Remembering his debt—the novel he is writing—reminds Kien of his father’s sleepwalking. He remembers that he never understood his mother or his father. In the last days of his life, just before the war began, Kien’s father stayed up all night drinking and painting. He lost his will to live, and died the first day the Hanoi air-raid sirens sounded. 

It is Phuong who understood Kien’s father’s paintings. She recalls the night she helped him burn them all, but she does not tell Kien. Instead, the two of them return, in memory, to the perfect day on the lake, just before the war began. Phuong wears a bathing suit beneath her school uniform, and the two of them skip school to swim in the lake. Lying on the bank, Phuong wants Kien to make love to her, but Kien cannot. She tells him then the future is war, destruction, and death. She says he will throw his life away as a soldier, but that she will throw hers away as well. The next day, at school, everyone but Kien is dismissed for university exams—Kien is sent to war.   

Remembering the perfect lake day, Kien is also reminded of the times during the war when he missed Phuong: once when he had malaria; another time when he was severely wounded; and finally when he and his men captured the commandos who murdered the three farm girls. 

After the war, Phuong decides to break off their relationship. She has been living next door to Kien, and men come to her every night, but Kien says he would rather listen to their laughter through the walls than for her to leave. But Phuong has also been devastated by the war; she tells Kien she has done horrible things to survive. She says they will never see each other again.

Pages 108-146 Analysis

The mute girl is a symbol of voice. Kien, after finishing his manuscript, no longer cares about it, but the girl, who has no voice, believes it has value. She is also a symbol of other women, and reminds Kien of the women who haunt him. Kien feels guilt in some way for their deaths, or the way he treated them. He also misses them. He says he only needs a dark moon and a balmy West Lake breeze to remember the last perfect day with Phuong, and that over the years he has returned to the lake many times to remember, but in his sickness during the war he mistook the nurse for Phuong, as if conjuring her memory could heal his wounds. He is trying to heal his wounds with writing, which is why he returns to not only the scenes of death and destruction during the war, but the times he turned away from love, such as at the lake, when he would not make love to Phuong. 
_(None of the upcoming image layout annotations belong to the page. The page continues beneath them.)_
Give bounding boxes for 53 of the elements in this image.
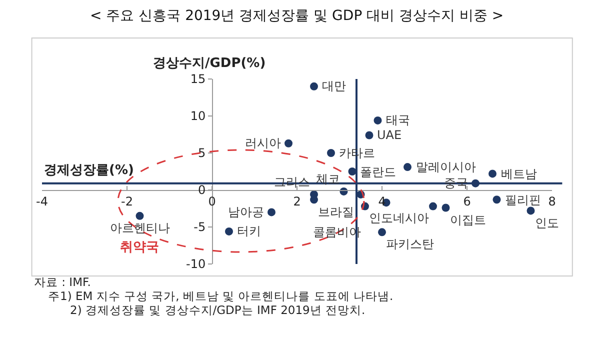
x-tick-label: -2 xyxy=(121,194,133,208)
point xyxy=(327,149,335,157)
text: 주1) EM 지수 구성 국가, 베트남 및 아르헨티나를 도표에 나타냄. xyxy=(48,289,394,303)
x-axis-title: 경제성장률(%) xyxy=(44,163,134,178)
point xyxy=(225,227,233,236)
annotation: 체코 xyxy=(316,172,340,186)
annotation: 대만 xyxy=(322,79,346,93)
y-axis-title: 경상수지/GDP(%) xyxy=(153,56,266,71)
annotation: 인도네시아 xyxy=(369,211,429,225)
point xyxy=(488,170,496,178)
annotation: 브라질 xyxy=(318,205,354,219)
y-tick-label: 15 xyxy=(190,72,206,86)
point xyxy=(310,196,318,204)
annotation: 인도 xyxy=(535,216,559,230)
y-tick-label: -5 xyxy=(194,220,206,234)
point xyxy=(310,82,318,90)
point xyxy=(268,208,276,216)
annotation: 태국 xyxy=(386,113,410,127)
x-tick-label: 8 xyxy=(548,194,556,208)
x-tick-label: 2 xyxy=(293,194,301,208)
point xyxy=(526,206,535,215)
chart-title: < 주요 신흥국 2019년 경제성장률 및 GDP 대비 경상수지 비중 > xyxy=(90,8,504,24)
annotation: 남아공 xyxy=(228,205,264,219)
text: 자료 : IMF. xyxy=(34,275,91,289)
text: 2) 경제성장률 및 경상수지/GDP는 IMF 2019년 전망치. xyxy=(70,303,366,317)
annotation: 말레이시아 xyxy=(416,160,476,174)
point xyxy=(374,116,382,124)
x-tick-label: -4 xyxy=(36,194,48,208)
point xyxy=(492,196,501,204)
point xyxy=(442,204,450,212)
point xyxy=(284,139,292,148)
annotation: 폴란드 xyxy=(360,165,396,179)
point xyxy=(136,212,144,220)
y-tick-label: -10 xyxy=(186,257,206,272)
annotation: 터키 xyxy=(237,224,261,238)
point xyxy=(365,131,374,140)
annotation: 필리핀 xyxy=(505,193,541,207)
x-tick-label: 6 xyxy=(463,194,471,208)
y-tick-label: 0 xyxy=(198,183,206,198)
annotation: 이집트 xyxy=(450,213,486,227)
annotation: UAE xyxy=(377,128,402,142)
annotation: 아르헨티나 xyxy=(110,221,170,235)
annotation: 러시아 xyxy=(245,136,281,150)
y-tick-label: 5 xyxy=(198,146,206,160)
point xyxy=(348,168,356,176)
y-tick-label: 10 xyxy=(190,109,206,124)
x-tick-label: 0 xyxy=(208,194,216,208)
annotation: 취약국 xyxy=(120,240,159,255)
point xyxy=(404,163,412,172)
annotation: 베트남 xyxy=(501,167,537,181)
point xyxy=(378,228,386,236)
point xyxy=(429,202,437,210)
annotation: 파키스탄 xyxy=(386,237,434,251)
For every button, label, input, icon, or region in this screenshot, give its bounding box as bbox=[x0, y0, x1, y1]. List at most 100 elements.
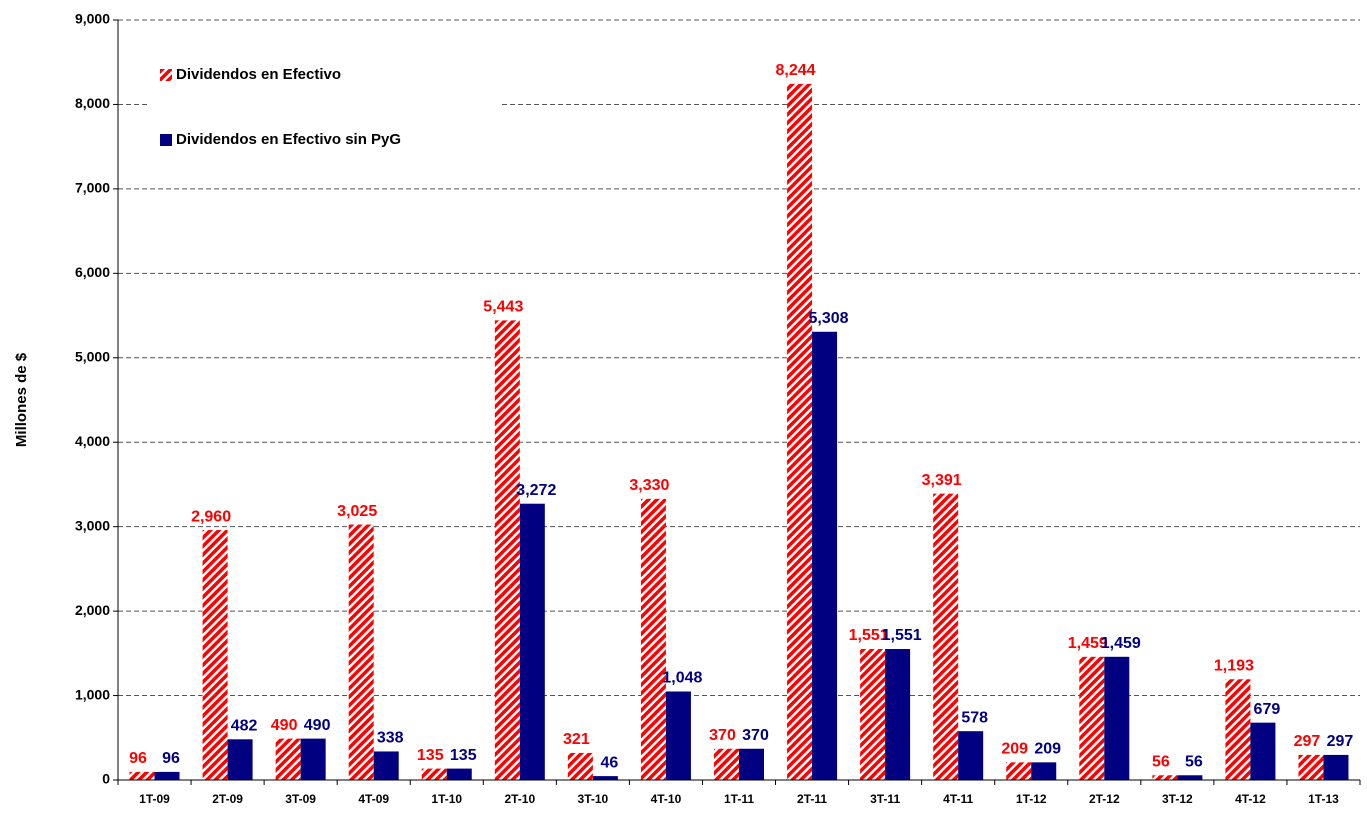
bar bbox=[348, 524, 374, 780]
bar bbox=[787, 83, 813, 781]
bar bbox=[227, 739, 253, 780]
bar bbox=[1079, 656, 1105, 780]
x-tick-label: 1T-11 bbox=[724, 792, 754, 806]
value-label: 1,459 bbox=[1101, 635, 1141, 652]
y-tick-label: 6,000 bbox=[75, 264, 110, 280]
legend-swatch bbox=[160, 134, 172, 146]
y-tick-label: 1,000 bbox=[75, 686, 110, 702]
value-label: 321 bbox=[563, 731, 590, 748]
value-label: 490 bbox=[304, 717, 331, 734]
bar bbox=[1250, 722, 1276, 780]
bar bbox=[1104, 656, 1130, 780]
bar bbox=[958, 731, 984, 780]
value-label: 482 bbox=[231, 718, 258, 735]
bar bbox=[202, 530, 228, 780]
value-label: 96 bbox=[162, 750, 180, 767]
x-tick-label: 1T-13 bbox=[1308, 792, 1339, 806]
value-label: 490 bbox=[271, 717, 298, 734]
value-label: 3,025 bbox=[337, 503, 377, 520]
y-tick-label: 9,000 bbox=[75, 11, 110, 27]
bar bbox=[154, 771, 180, 780]
y-tick-label: 7,000 bbox=[75, 180, 110, 196]
bar bbox=[1225, 679, 1251, 780]
bar bbox=[640, 498, 666, 780]
value-label: 297 bbox=[1327, 733, 1354, 750]
value-label: 209 bbox=[1001, 741, 1028, 758]
x-tick-label: 2T-12 bbox=[1089, 792, 1120, 806]
x-tick-label: 4T-09 bbox=[358, 792, 389, 806]
legend-swatch bbox=[160, 69, 172, 81]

Kien is also displaying the same behavior his father did just before he died. Kien talks about death—he wishes for it, but believes it is his duty to finish his novel so that future generations will know his story. He feels life leaving him, much as his father felt his will to live dwindle. He stays up all night like his father did, and he drinks and writes just as his father drank and painted. When Kien says that his father’s paintings never sold, and were never understood by the working class, he is saying he is afraid his novel will never be understood by others. Phuong understood Kien’s father’s painting, but yet she helped him burn them. The mute girl doesn’t understand Kien’s writing, but she keeps them even when Kien is afraid they have no value, or that he has gotten all the value he can from the writing, and the finished work means little. Yet he says constantly that he has a duty to write his story, which means that what he really fears is, like his father’s paintings, people will not believe his writing has any value, and therefore he believes his life has no value, since his novel is the story of his life. In these pages, he keeps returning to the one perfect day with Phuong, trying to find some value in it, but what he finds is that it was only the last good day before the war, and there have been no others since then. Nothing then, including his writing, has any value. Art has no value in in a time of war. Even love, as the Communist Party tells the school children, has no value.